José Manuel Rodrigues foi o convidado desta semana do Irrevogável, podcast de entrevistas da VISÃO. Em vésperas das eleições na região autónoma da Madeira – que se realizam no próximo domingo –, o líder do CDS-PP/Madeira (e que, desde 2019, ocupa também a presidência da Assembleia Legislativa da Madeira), não tem dúvidas que “o resultado das sondagens, até agora publicado [e que prevê uma maioria da coligação formada por PSD e CDS], representa o reconhecimento do eleitorado da boa governação do projeto político liderado por Miguel Albuquerque”. “Acredito que o eleitorado vai recompensar quem governou, bem, nestes últimos quatro anos”, sublinha.
A entrada do Chega na Assembleia Legislativa da Madeira é dado praticamente assegurado, o que “não preocupa” José Manuel Rodrigues. O também líder da Mesa do Conselho Nacional dos centristas não acredita que o crescimento do partido de André Ventura na região possa prejudicar o CDS, e considera ainda que a política portuguesa “ficou pior” que a saída dos democrata-cristãos da Assembleia da República, por troca com a força de extrema-direita.
“Julgo que a grande força do CDS, neste momento, está presente na Madeira e nos Açores, onde também integra a coligação que governa a região, mas acredito, sobretudo, que o partido tem todas condições para, numas próximas eleições legislativas, voltar a ter representação na Assembleia da República”. “Acho, aliás, que é indiscutível que o CDS faz falta no Parlamento e acho que é evidente que, em São Bento, faz falta a presença de uma corrente democrata-cristã”, afirma.
A ‘prova de fogo’ do CDS serão as próximas legislativas [em 2026]”. “Só aí é que veremos se o trabalho que Nuno Melo está a desenvolver vai permitir que o CDS recupere o seu lugar na política portuguesa
José Manuel Rodrigues
Focado no futuro, o líder do CDS-PP/Madeira não poupa críticas às lideranças anteriores do partido.

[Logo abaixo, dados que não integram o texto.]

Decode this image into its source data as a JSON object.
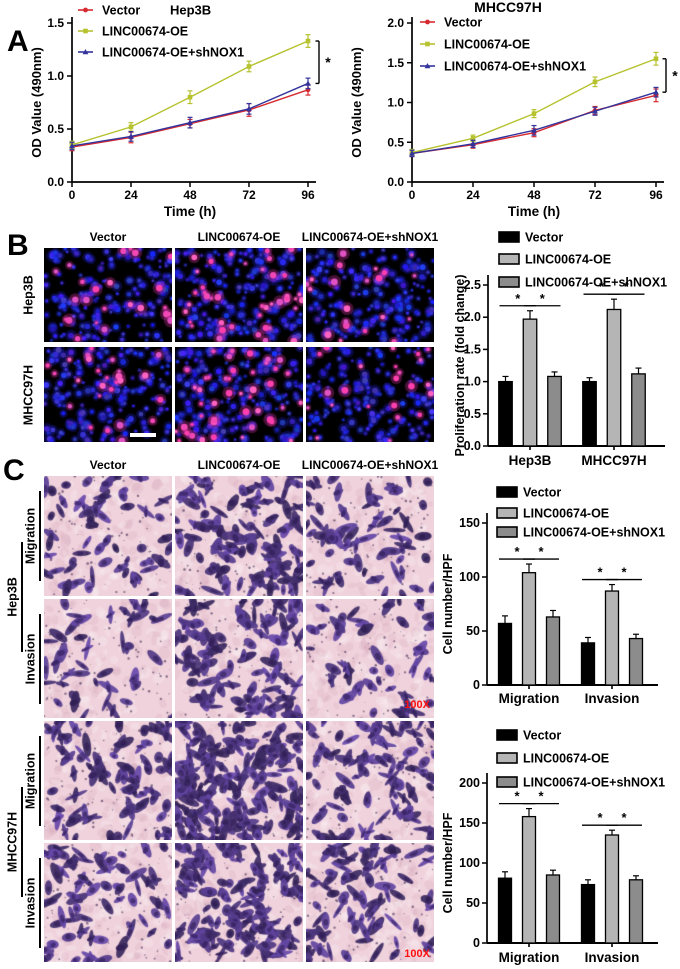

Confessa que alertou Francisco Rodrigues dos Santos que “era cedo demais” para este chegar à presidência, e lamenta que, “em determinada altura, o CDS se tenha aproximado muito do centro e defendido, até, posições de extrema-esquerda, esquecendo-se que tinha de cobrir a sua ala direita”. “Acho que foi por isso que outras forças políticas apareceram a ocupar esse espaço, embora de forma mais extremada e palavrosa…”, sublinha.

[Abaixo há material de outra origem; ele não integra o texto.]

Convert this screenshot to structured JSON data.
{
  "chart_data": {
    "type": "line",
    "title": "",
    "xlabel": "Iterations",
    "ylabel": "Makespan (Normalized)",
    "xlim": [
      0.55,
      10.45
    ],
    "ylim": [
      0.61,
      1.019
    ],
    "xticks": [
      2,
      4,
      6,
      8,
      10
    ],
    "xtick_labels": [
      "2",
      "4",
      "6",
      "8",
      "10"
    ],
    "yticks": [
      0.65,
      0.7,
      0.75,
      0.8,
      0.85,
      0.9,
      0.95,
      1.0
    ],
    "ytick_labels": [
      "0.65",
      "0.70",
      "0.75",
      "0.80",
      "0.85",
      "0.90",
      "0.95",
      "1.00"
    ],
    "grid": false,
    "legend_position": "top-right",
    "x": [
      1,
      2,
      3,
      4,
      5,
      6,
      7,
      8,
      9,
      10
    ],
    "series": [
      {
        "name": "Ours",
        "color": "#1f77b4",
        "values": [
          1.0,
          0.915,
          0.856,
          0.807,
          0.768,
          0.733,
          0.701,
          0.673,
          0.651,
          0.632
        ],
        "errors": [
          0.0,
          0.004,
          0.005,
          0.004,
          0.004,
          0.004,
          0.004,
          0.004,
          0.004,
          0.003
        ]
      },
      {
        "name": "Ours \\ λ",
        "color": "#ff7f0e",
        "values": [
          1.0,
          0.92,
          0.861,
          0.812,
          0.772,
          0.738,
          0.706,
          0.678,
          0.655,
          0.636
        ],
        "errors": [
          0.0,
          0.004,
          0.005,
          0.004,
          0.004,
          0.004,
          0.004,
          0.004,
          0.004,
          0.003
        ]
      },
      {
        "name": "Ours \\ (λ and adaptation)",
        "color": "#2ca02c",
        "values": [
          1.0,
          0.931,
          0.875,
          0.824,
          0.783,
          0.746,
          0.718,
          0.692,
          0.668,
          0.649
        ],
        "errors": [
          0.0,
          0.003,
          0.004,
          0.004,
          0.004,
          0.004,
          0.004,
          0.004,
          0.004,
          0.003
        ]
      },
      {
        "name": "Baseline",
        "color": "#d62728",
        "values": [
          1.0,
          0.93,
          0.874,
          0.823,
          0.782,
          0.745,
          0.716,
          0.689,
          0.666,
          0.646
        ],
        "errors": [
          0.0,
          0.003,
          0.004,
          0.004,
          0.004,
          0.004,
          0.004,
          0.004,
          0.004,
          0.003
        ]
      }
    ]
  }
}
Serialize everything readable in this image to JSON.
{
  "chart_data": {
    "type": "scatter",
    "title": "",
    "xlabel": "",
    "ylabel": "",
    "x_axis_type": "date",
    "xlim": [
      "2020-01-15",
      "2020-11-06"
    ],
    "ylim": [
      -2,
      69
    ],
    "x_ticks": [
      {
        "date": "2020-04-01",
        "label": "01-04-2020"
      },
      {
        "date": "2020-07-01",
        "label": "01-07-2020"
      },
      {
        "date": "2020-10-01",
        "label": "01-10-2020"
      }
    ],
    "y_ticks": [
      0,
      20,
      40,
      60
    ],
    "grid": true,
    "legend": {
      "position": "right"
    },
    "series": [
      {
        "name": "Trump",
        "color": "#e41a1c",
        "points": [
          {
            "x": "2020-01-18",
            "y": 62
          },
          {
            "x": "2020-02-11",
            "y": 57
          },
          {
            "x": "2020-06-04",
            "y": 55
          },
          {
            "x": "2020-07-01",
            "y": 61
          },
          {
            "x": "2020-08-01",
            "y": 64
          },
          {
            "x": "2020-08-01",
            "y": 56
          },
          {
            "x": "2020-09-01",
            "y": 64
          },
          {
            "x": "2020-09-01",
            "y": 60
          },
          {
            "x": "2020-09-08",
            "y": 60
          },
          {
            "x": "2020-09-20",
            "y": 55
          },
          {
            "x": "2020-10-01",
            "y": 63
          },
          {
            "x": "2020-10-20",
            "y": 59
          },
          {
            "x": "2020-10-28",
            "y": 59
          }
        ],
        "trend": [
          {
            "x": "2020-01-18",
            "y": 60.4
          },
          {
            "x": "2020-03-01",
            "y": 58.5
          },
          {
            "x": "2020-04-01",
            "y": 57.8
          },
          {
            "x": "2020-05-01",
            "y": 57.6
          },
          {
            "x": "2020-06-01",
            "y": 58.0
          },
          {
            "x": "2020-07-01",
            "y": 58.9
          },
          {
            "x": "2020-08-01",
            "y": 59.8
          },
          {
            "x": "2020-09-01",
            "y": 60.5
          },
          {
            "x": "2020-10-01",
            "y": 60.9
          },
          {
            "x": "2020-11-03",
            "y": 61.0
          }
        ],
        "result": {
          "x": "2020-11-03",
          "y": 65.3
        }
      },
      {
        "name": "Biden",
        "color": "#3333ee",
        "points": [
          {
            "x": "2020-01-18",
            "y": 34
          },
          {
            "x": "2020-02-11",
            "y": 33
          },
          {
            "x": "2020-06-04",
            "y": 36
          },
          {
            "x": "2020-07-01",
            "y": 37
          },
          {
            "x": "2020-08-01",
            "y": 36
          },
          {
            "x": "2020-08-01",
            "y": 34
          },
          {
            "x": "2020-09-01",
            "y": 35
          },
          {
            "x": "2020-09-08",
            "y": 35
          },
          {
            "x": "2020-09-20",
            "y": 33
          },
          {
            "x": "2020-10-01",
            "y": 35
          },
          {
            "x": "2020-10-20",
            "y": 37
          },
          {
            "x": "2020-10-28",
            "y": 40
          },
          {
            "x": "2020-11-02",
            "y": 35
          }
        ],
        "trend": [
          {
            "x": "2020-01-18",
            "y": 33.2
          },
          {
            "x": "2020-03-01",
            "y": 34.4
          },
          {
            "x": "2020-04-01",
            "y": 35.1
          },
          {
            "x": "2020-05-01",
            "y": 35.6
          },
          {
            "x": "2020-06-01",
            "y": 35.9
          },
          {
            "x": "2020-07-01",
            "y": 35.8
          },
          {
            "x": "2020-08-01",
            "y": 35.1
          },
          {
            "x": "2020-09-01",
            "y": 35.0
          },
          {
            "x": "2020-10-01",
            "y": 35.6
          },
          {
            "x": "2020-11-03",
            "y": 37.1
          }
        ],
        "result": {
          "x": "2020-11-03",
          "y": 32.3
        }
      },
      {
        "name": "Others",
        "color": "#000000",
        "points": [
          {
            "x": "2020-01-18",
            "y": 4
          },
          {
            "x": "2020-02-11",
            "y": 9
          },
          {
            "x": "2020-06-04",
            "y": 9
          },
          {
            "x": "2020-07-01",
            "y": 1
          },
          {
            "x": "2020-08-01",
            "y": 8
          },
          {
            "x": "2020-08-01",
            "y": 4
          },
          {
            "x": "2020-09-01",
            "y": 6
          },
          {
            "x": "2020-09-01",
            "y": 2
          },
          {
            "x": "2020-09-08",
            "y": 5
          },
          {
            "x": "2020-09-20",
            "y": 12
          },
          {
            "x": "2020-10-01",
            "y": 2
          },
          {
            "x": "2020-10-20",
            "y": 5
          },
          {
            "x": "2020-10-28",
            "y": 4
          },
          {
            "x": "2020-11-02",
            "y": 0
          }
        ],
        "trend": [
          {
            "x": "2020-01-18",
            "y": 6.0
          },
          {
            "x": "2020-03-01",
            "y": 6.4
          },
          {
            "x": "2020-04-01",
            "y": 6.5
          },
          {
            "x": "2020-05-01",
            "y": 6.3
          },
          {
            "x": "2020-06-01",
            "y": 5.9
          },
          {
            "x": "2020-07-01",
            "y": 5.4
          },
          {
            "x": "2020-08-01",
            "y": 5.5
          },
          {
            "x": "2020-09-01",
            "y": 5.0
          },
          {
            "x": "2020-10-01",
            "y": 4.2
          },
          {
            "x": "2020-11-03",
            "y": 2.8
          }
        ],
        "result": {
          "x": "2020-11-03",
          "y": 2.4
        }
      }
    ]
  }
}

Admitindo que Nuno Melo “já devia ter chegado há mais tempo à liderança” do partido, o que, do seu ponto de vista, poderia ter permitido que “o CDS estivesse, hoje, presente na Assembleia da República”, José Manuel Rodrigues elogia o trabalho de “um trabalhador incansável”, que considera estar a fazer “um magnífico trabalho, conseguindo unir o partido”.
Ainda assim, o presidente do CDS-PP/Madeira pede tempo. Atira as Europeias – agendadas para junho de 2024 – para segundo plano, e fixa a prova dos nove (para o futuro do partido) para as próximas eleições legislativas, daqui a três anos. “Julgo que para revitalizar o partido seria muito importante que o partido elegesse deputados ao Parlamento Europeu, mas a ‘prova de fogo’ da recuperação e da revitalização do CDS serão as próximas legislativas [em 2026]”. “Só aí é que veremos se o trabalho que Nuno Melo está a desenvolver vai permitir que o CDS recupere o lugar que já ocupou na política portuguesa”, disse.